Theory Four: Everything Is in Plush Underground Bunkers

At the end of Season 2, Murphy and Jaha follow a drone to a mansion on the other side of the Dead Zone. Though Jaha leaves Murphy passed out on the beach, when he wakes up he stumbles upon a solar panel and an underground bunker that’s full of couches, booze, and Werewolves of London.

There’s tons of stuff inside of the bunker: motorcycles, a pool table, sculptures, food, a camcorder, a TV, lightbulbs, electricity, and some video files that just might eventually tell us how and why the war started and where. But because we’ve seen so little of the bunker and the mansion, what else is there, what it means and what condition it’s in is largely up in the air.

Theory Five: Boom!

Supply depots like the one that Bellamy and Clarke find in Season 1, along with shelters like the one that Finn and Clarke discovered, are good bets for surviving remnants of prewar culture, but they’re likely few and far between. What’s more, they’re going to be stocked with things like super nasty MREs and canned food, not fine art and a pristine set of first edition Harry Potter books. Though there may be items of significance, many of them are probably commonplace.

So that leaves all the usual places. What became of public libraries, for instance? Private collections? The Library of Congress? The Smithsonian? National Archives? The Metropolitan Museum of Art? You get the idea.

That’s a great unknown, but much of it depends on how much of it was moved into places like Mount Weather before the war. If Mount Weather’s collection is anything to go by, those with advanced warning moved a lot of stuff before the bombs hit, and Mount Weather may not have been the only place where things ended up. There’s still a lot we don’t know how the war began, or if people knew what was coming. If they didn’t, it would’ve been difficult to move anything that was on display in museums to safety without alerting the public. Creating panic isn’t the something our government has ever liked to do, and I’d be willing to bet that doesn’t change by 2052.

In cities that weren’t hit directly by the bombs, the survival of artifacts is probable, but it’s unclear whether or not people on Earth were killed immediately after the bombs hit.

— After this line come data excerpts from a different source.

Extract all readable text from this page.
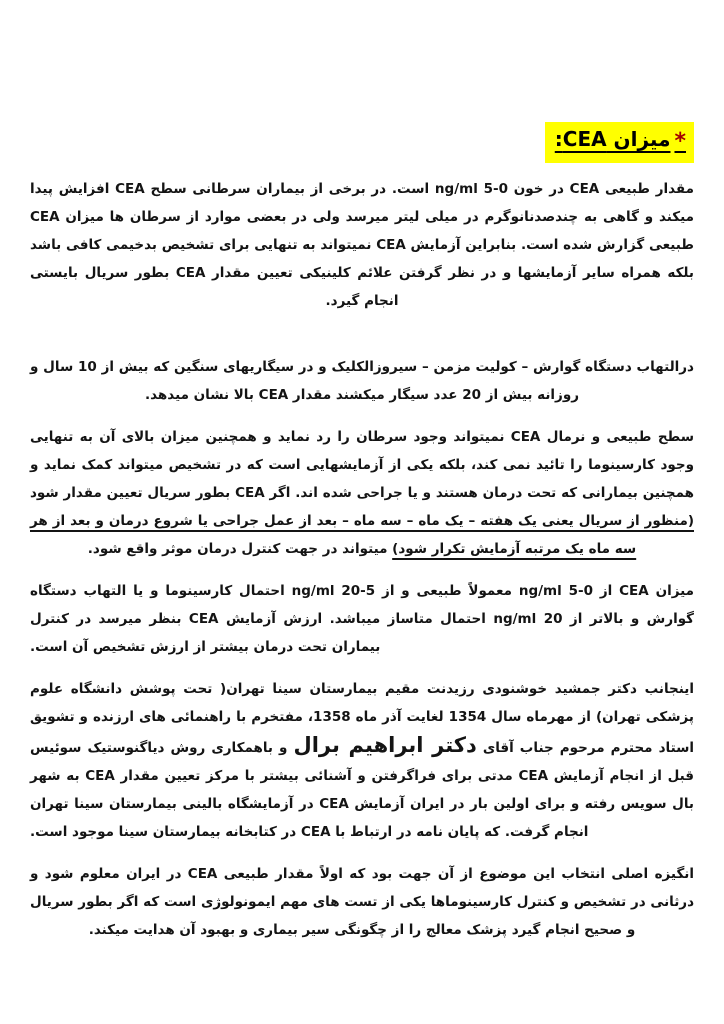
*میزان CEA:

مقدار طبیعی CEA در خون 0-5 ng/ml است. در برخی از بیماران سرطانی سطح CEA افزایش پیدا میکند و گاهی به چندصدنانوگرم در میلی لیتر میرسد ولی در بعضی موارد از سرطان ها میزان CEA طبیعی گزارش شده است. بنابراین آزمایش CEA نمیتواند به تنهایی برای تشخیص بدخیمی کافی باشد بلکه همراه سایر آزمایشها و در نظر گرفتن علائم کلینیکی تعیین مقدار CEA بطور سریال بایستی انجام گیرد.

درالتهاب دستگاه گوارش – کولیت مزمن – سیروزالکلیک و در سیگاریهای سنگین که بیش از 10 سال و روزانه بیش از 20 عدد سیگار میکشند مقدار CEA بالا نشان میدهد.

سطح طبیعی و نرمال CEA نمیتواند وجود سرطان را رد نماید و همچنین میزان بالای آن به تنهایی وجود کارسینوما را تائید نمی کند، بلکه یکی از آزمایشهایی است که در تشخیص میتواند کمک نماید و همچنین بیمارانی که تحت درمان هستند و یا جراحی شده اند. اگر CEA بطور سریال تعیین مقدار شود (منظور از سریال یعنی یک هفته – یک ماه – سه ماه – بعد از عمل جراحی یا شروع درمان و بعد از هر سه ماه یک مرتبه آزمایش تکرار شود) میتواند در جهت کنترل درمان موثر واقع شود.

میزان CEA از 0-5 ng/ml معمولاً طبیعی و از 5-20 ng/ml احتمال کارسینوما و یا التهاب دستگاه گوارش و بالاتر از 20 ng/ml احتمال متاساز میباشد. ارزش آزمایش CEA بنظر میرسد در کنترل بیماران تحت درمان بیشتر از ارزش تشخیص آن است.

اینجانب دکتر جمشید خوشنودی رزیدنت مقیم بیمارستان سینا تهران( تحت پوشش دانشگاه علوم پزشکی تهران) از مهرماه سال 1354 لغایت آذر ماه 1358، مفتخرم با راهنمائی های ارزنده و تشویق استاد محترم مرحوم جناب آقای دکتر ابراهیم برال و باهمکاری روش دیاگنوستیک سوئیس قبل از انجام آزمایش CEA مدتی برای فراگرفتن و آشنائی بیشتر با مرکز تعیین مقدار CEA به شهر بال سویس رفته و برای اولین بار در ایران آزمایش CEA در آزمایشگاه بالینی بیمارستان سینا تهران انجام گرفت. که پایان نامه در ارتباط با CEA در کتابخانه بیمارستان سینا موجود است.

انگیزه اصلی انتخاب این موضوع از آن جهت بود که اولاً مقدار طبیعی CEA در ایران معلوم شود و درثانی در تشخیص و کنترل کارسینوماها یکی از تست های مهم ایمونولوژی است که اگر بطور سریال و صحیح انجام گیرد پزشک معالج را از چگونگی سیر بیماری و بهبود آن هدایت میکند.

If there were any survivors on the ground initially (and it stands to reason that there may have been, though we don’t know for sure where the Grounders come from), there was almost definitely a period of looting. If that’s the case, then there are probably a lot of artifacts hanging around wherever survivors took refuge, and we still have no idea where that might’ve been.

Will we get to see the inside of a surviving museum or library on the show? Hard telling, but based on the appearances of banks, zoos and underground train stations that we’ve already seen, it’s certainly not out of the realm of possibility.